The current stalemate in the peace negotiations with the Tehreek-e-Taliban Pakistan (TTP) could have been avoided if the military was leading the initiative instead of the civilian government’s nominated interlocutors, according to ex-military chief Gen (retd) Mirza Aslam Beg.
In an exclusive interview with The Express Tribune, Beg, who had served as the army chief from 1988 until his retirement in 1991, said that the army and Taliban were the principal stakeholders in the conflict and they should have successfully conducted the peace negotiations.
He is confident that the army will hold talks with all the splinter groups of the Pakistani Taliban who have distanced themselves from the Maulana Fazlullah-led TTP.
“The army will be willing to have negotiations with Khalid Mehsud alias Sajna. The army has always supported peace talks with the Taliban, however, the army opposed negotiating with the two top leaders Maulana Fazlullah and Khalid Khurasani who are based in Afghanistan.”
Both of those Taliban leaders are being used by India and other anti-Pakistan foreign forces, Beg revealed.
To a question on whether the army will be willing to free hundreds of Taliban militants from its custody – a major TTP demand, which the army reportedly had refused to accept it – his reply, was in the affirmative. “Of course, both sides will present their own demands when they sit across the negotiation table.”
Regarding Wednesday’s suicide attack on Fateh Jang Road in which two senior army officers were killed, Beg said it was a retaliatory assault by the TTP. “That is not the first time the Tehreek-e-Taliban Pakistan have killed army officers to avenge the military’s strikes. Both the army and the Taliban have been killing each other during the last 10 years in retaliation. Such acts by TTP will not hinder the peace talks.”
The Taliban and the army understand each other and they know how to make their negotiations meaningful and eventually successful, he said, insinuating that the talks were inconclusive because they were government-led. ‘”It [the talks] were troubled as irrelevant people were holding talks.
It will bear positive results when the army and the Taliban, who are the actual parties to the conflict, will meet to resolve their issues.
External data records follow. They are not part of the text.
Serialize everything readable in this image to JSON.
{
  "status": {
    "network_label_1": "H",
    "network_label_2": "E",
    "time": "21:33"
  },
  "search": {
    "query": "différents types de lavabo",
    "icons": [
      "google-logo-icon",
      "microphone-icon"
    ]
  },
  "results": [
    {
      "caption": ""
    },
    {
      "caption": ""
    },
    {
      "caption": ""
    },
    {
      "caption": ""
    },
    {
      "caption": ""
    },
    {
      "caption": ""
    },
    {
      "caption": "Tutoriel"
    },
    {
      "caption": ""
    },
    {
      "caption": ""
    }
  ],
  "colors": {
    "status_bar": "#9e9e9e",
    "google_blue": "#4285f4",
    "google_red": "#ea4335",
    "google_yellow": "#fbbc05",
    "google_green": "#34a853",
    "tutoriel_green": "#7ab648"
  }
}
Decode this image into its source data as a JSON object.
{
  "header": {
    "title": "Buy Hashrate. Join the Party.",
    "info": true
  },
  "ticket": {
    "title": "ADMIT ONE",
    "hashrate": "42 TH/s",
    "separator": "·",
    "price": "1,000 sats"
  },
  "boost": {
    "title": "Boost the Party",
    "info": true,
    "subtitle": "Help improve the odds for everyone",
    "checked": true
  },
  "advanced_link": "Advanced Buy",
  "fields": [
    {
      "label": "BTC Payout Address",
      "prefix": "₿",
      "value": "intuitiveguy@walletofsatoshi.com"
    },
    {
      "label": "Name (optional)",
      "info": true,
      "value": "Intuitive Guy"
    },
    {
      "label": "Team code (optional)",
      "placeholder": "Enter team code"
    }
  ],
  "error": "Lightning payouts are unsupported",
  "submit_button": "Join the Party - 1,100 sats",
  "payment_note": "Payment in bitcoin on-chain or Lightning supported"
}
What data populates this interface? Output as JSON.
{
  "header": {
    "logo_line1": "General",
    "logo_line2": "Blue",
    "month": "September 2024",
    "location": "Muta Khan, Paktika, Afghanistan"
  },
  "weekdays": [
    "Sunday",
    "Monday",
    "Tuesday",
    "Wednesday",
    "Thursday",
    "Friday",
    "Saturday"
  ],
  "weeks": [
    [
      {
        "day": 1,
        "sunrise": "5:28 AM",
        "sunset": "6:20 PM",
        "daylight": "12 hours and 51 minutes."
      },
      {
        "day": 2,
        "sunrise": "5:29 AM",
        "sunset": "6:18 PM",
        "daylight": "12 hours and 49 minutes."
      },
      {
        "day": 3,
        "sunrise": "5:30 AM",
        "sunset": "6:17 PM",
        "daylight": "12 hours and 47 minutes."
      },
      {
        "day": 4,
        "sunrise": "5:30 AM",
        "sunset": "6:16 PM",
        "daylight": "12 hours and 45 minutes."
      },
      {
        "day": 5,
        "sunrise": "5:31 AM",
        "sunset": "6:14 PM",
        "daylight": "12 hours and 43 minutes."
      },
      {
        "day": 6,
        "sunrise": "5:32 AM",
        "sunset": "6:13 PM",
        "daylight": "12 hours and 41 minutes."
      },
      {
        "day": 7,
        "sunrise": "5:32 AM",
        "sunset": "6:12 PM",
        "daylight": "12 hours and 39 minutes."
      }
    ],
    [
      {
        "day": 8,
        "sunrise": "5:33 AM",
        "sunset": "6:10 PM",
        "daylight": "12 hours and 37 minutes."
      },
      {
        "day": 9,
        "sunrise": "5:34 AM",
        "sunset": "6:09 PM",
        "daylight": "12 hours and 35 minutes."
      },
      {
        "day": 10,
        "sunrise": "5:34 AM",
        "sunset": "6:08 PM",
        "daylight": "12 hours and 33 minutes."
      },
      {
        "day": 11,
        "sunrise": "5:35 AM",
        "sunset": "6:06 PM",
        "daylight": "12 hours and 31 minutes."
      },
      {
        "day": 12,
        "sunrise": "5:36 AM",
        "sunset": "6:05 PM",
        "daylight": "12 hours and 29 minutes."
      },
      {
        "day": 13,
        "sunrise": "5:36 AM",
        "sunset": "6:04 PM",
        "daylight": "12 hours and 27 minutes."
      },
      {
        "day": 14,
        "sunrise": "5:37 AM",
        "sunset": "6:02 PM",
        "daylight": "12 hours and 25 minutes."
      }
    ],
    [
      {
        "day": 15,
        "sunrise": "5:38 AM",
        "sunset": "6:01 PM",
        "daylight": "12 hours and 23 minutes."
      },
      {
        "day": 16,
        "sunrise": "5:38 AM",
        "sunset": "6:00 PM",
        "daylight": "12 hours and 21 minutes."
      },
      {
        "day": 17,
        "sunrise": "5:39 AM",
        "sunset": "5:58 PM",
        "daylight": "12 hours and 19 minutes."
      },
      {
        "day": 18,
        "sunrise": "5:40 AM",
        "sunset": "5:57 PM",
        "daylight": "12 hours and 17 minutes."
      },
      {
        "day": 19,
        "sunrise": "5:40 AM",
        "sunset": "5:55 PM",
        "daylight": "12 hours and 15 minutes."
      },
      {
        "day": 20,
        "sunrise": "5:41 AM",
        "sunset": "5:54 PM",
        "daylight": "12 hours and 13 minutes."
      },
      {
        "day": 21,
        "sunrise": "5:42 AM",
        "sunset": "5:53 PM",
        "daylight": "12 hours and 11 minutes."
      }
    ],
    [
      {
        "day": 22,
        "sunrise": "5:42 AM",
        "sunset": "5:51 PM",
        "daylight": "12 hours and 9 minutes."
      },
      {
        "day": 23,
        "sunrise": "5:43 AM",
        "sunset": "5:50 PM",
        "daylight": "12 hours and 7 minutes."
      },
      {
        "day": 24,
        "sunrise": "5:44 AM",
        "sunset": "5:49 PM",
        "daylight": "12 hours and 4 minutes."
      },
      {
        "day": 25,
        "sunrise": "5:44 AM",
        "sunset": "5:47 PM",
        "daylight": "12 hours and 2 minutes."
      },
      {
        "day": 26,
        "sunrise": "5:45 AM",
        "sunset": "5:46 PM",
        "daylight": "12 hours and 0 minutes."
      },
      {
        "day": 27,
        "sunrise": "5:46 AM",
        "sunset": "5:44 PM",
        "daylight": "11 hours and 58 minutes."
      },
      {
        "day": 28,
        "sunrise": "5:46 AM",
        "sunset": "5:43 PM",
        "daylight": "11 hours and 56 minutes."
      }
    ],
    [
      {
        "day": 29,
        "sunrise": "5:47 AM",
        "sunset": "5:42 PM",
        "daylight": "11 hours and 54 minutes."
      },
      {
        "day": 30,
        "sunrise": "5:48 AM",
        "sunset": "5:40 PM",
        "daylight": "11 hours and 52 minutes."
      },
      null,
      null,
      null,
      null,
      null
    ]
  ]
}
There was no justification for talks between the government and TTP as it was bound to yield no results.”
About the negotiations with Baloch insurgents, Beg said that the army wanted to restore the government’s writ in Balochistan. “I think the army should talk to all those Baloch militants who could be helpful in restoring the peace and tranquillity in that province.
He hoped that the law and order situation will improve in Balochistan after the withdrawal of the US-led North Atlantic Treaty Organisation (NATO) forces from Afghanistan.”
Published in The Express Tribune, June 8th, 2014.